6. Practical Recommendations and Broader Implications

• Integrate flip-aware diagnostics in post-training reward pipelines (RLHF/DPO/RLAIF), e.g., flagging abrupt verdict logit-gap inversions or filtering high-risk suffixes.
• Use discovered AdvJudge-Zero token sets as stress-test and guardrail lists, for both reward debiasing and inference-time detection.
• Employ adversarial training—preferably with frequent re-seeding—to improve robustness as models and threat models evolve.

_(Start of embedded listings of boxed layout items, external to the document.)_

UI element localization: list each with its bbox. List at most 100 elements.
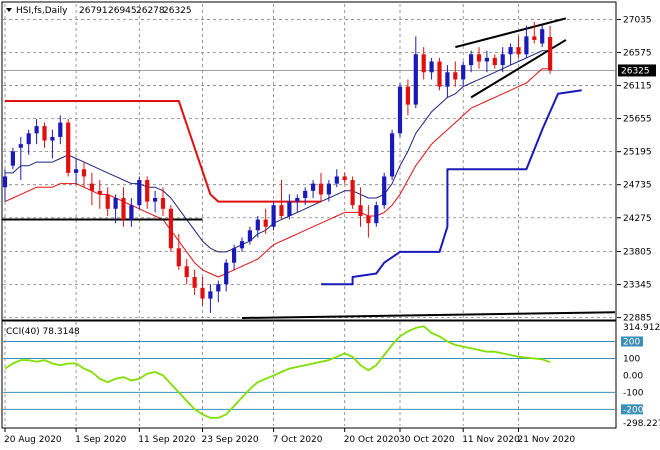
x-tick-label: 20 Aug 2020 xyxy=(4,435,62,445)
candle-bull xyxy=(397,86,403,134)
y-tick-label: 23345 xyxy=(623,281,652,291)
cci-tick-label: 200 xyxy=(623,337,640,347)
cci-level-badge xyxy=(621,336,643,347)
symbol-label: HSI,fs,Daily xyxy=(16,6,68,16)
candle-bear xyxy=(366,215,371,224)
candle-bear xyxy=(492,57,497,66)
candle-bull xyxy=(74,169,79,173)
candle-bull xyxy=(26,133,31,145)
candle-bull xyxy=(508,47,513,55)
ohlc-low: 26278 xyxy=(136,6,165,16)
cci-tick-label: -200 xyxy=(623,405,644,415)
candle-bull xyxy=(232,248,237,263)
cci-series xyxy=(4,325,551,419)
candle-bear xyxy=(358,205,363,216)
ma-fast-line xyxy=(5,50,551,253)
current-price-label: 26325 xyxy=(621,66,650,76)
candle-bull xyxy=(58,122,63,137)
cci-tick-label: 0.00 xyxy=(623,371,643,381)
candle-bear xyxy=(105,194,110,209)
x-tick-label: 23 Sep 2020 xyxy=(202,435,259,445)
candle-bull xyxy=(113,198,118,209)
x-tick-label: 21 Nov 2020 xyxy=(518,435,576,445)
chart-header: HSI,fs,Daily 26791 26945 26278 26325 xyxy=(6,6,192,16)
candle-bull xyxy=(445,72,450,87)
candle-bull xyxy=(469,54,474,66)
candle-bull xyxy=(500,54,505,66)
candle-bull xyxy=(374,205,379,224)
price-panel-frame xyxy=(1,1,617,321)
candle-bull xyxy=(540,29,545,44)
y-tick-label: 25195 xyxy=(623,148,652,158)
candle-bear xyxy=(516,47,521,55)
candle-bull xyxy=(2,176,8,188)
ma-slow-line xyxy=(4,68,551,278)
ohlc-high: 26945 xyxy=(108,6,137,16)
cci-axis: 200 100 0.00 -100 -200 314.9128 -298.227 xyxy=(621,323,660,429)
candle-bull xyxy=(303,190,308,199)
candle-bull xyxy=(484,57,489,62)
ohlc-close: 26325 xyxy=(163,6,192,16)
candle-bull xyxy=(382,176,387,206)
candle-bull xyxy=(390,133,395,177)
candle-bull xyxy=(239,241,245,249)
cci-min-label: -298.227 xyxy=(623,419,660,429)
candle-bear xyxy=(200,287,205,299)
candle-bull xyxy=(461,65,466,80)
candle-bull xyxy=(34,126,39,134)
floor-trend-line xyxy=(241,311,616,319)
candle-bear xyxy=(453,72,458,80)
candle-bear xyxy=(318,183,324,195)
x-tick-label: 30 Oct 2020 xyxy=(399,435,455,445)
candle-bull xyxy=(326,183,331,195)
candle-bull xyxy=(287,201,292,216)
chevron-down-icon[interactable] xyxy=(6,8,12,12)
y-tick-label: 26575 xyxy=(623,49,652,59)
y-tick-label: 22885 xyxy=(623,314,652,324)
candle-bull xyxy=(429,61,434,73)
y-tick-label: 25655 xyxy=(623,115,652,125)
x-tick-label: 7 Oct 2020 xyxy=(273,435,323,445)
resistance-step-line xyxy=(5,100,321,203)
support-step-line xyxy=(321,89,582,286)
candle-bull xyxy=(255,219,260,231)
candle-bear xyxy=(476,54,482,62)
candle-bear xyxy=(192,277,197,288)
candle-bear xyxy=(437,61,442,87)
current-price-badge xyxy=(618,64,656,77)
candle-bear xyxy=(168,208,173,249)
ohlc-open: 26791 xyxy=(79,6,108,16)
cci-header: CCI(40) 78.3148 xyxy=(6,327,80,337)
candle-bull xyxy=(18,144,23,148)
candle-bear xyxy=(66,122,71,173)
candle-bull xyxy=(295,198,300,202)
candle-bull xyxy=(153,198,158,202)
candle-bear xyxy=(548,36,553,71)
candle-bull xyxy=(334,176,339,184)
candle-series xyxy=(2,21,553,313)
candle-bull xyxy=(129,205,134,220)
candle-bear xyxy=(421,54,426,73)
cci-line xyxy=(4,325,551,419)
candle-bear xyxy=(145,180,150,202)
cci-level-badge xyxy=(621,404,643,415)
candle-bear xyxy=(121,198,126,220)
candle-bear xyxy=(97,190,102,195)
candle-bull xyxy=(224,262,229,285)
candle-bull xyxy=(311,183,316,191)
x-tick-label: 20 Oct 2020 xyxy=(344,435,400,445)
candle-bull xyxy=(524,36,529,55)
candle-bull xyxy=(208,291,213,299)
y-tick-label: 24735 xyxy=(623,181,652,191)
candle-bear xyxy=(160,198,166,209)
candle-bull xyxy=(247,230,252,242)
grid-lines xyxy=(3,4,615,426)
cci-max-label: 314.9128 xyxy=(623,323,660,333)
x-tick-label: 11 Sep 2020 xyxy=(138,435,195,445)
y-tick-label: 26115 xyxy=(623,82,652,92)
candle-bear xyxy=(184,266,189,278)
candle-bear xyxy=(532,36,537,40)
candle-bull xyxy=(10,151,15,166)
cci-panel-frame xyxy=(1,320,617,429)
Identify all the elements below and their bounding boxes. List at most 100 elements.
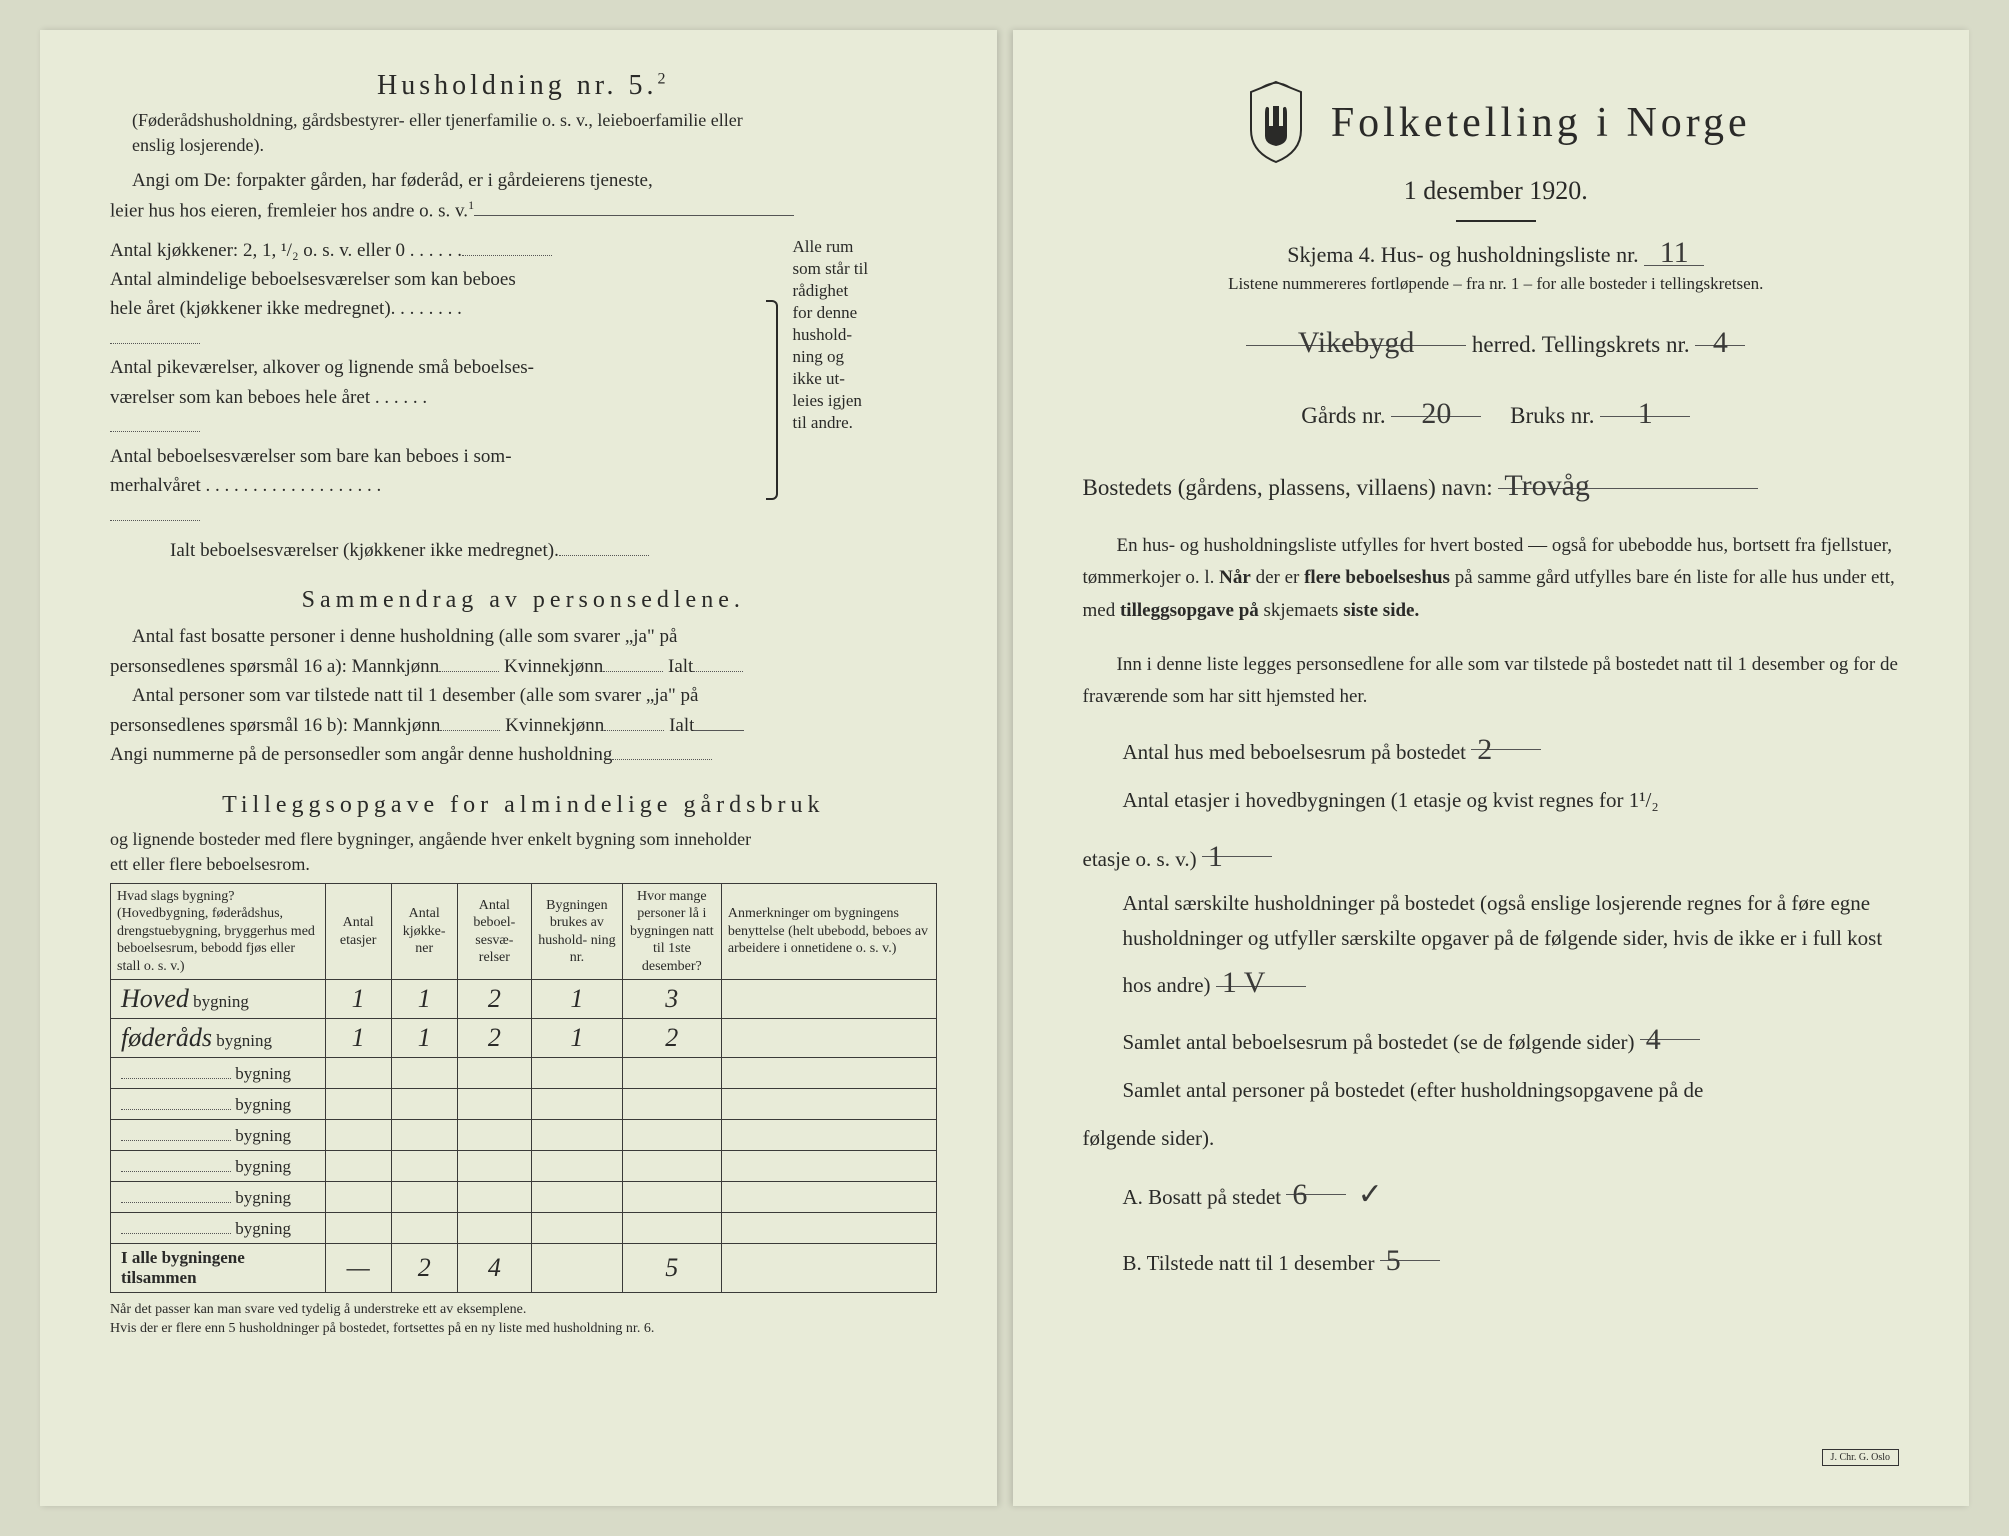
th-3: Antal beboel- sesvæ- relser — [457, 883, 531, 980]
table-row: bygning — [111, 1182, 937, 1213]
row-cell — [622, 1151, 721, 1182]
row-cell: 1 — [325, 1019, 391, 1058]
row-cell: 2 — [457, 1019, 531, 1058]
summary-l3: Antal personer som var tilstede natt til… — [132, 681, 937, 710]
summary-l4c: Ialt — [669, 715, 694, 736]
row-cell — [457, 1213, 531, 1244]
row-cell: 2 — [457, 980, 531, 1019]
q2-val: 1 — [1202, 827, 1272, 857]
total-4: 5 — [622, 1244, 721, 1293]
total-5 — [721, 1244, 936, 1293]
q1-val: 2 — [1471, 720, 1541, 750]
row-cell — [531, 1120, 622, 1151]
row-cell — [531, 1182, 622, 1213]
row-cell — [622, 1089, 721, 1120]
kitchen-blank — [462, 237, 552, 256]
room-blank-2 — [110, 502, 200, 521]
table-row: bygning — [111, 1120, 937, 1151]
row-cell — [391, 1213, 457, 1244]
qB-row: B. Tilstede natt til 1 desember 5 — [1123, 1231, 1910, 1284]
row-cell — [531, 1089, 622, 1120]
angi-line1: Angi om De: forpakter gården, har føderå… — [132, 166, 937, 195]
qB-val: 5 — [1380, 1231, 1440, 1261]
q2-row-a: Antal etasjer i hovedbygningen (1 etasje… — [1123, 779, 1910, 821]
ialt-text: Ialt beboelsesværelser (kjøkkener ikke m… — [170, 540, 559, 561]
bosted-label: Bostedets (gårdens, plassens, villaens) … — [1083, 475, 1493, 500]
row-cell — [457, 1089, 531, 1120]
row-cell — [457, 1120, 531, 1151]
kitchen-text: Antal kjøkkener: 2, 1, ¹/₂ o. s. v. elle… — [110, 240, 462, 261]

• Explore hybrid objectives combining adversarial token training, contrastive preference learning, and representation regularization to thicken the verdict head decision boundary.

The AdvJudge-Zero methodology reveals an inherent geometric exposure in shallow, linear verdict heads to aligned low-perplexity perturbations, establishing a baseline for reward hacking defenses and judge model security at scale (Li et al., 19 Dec 2025).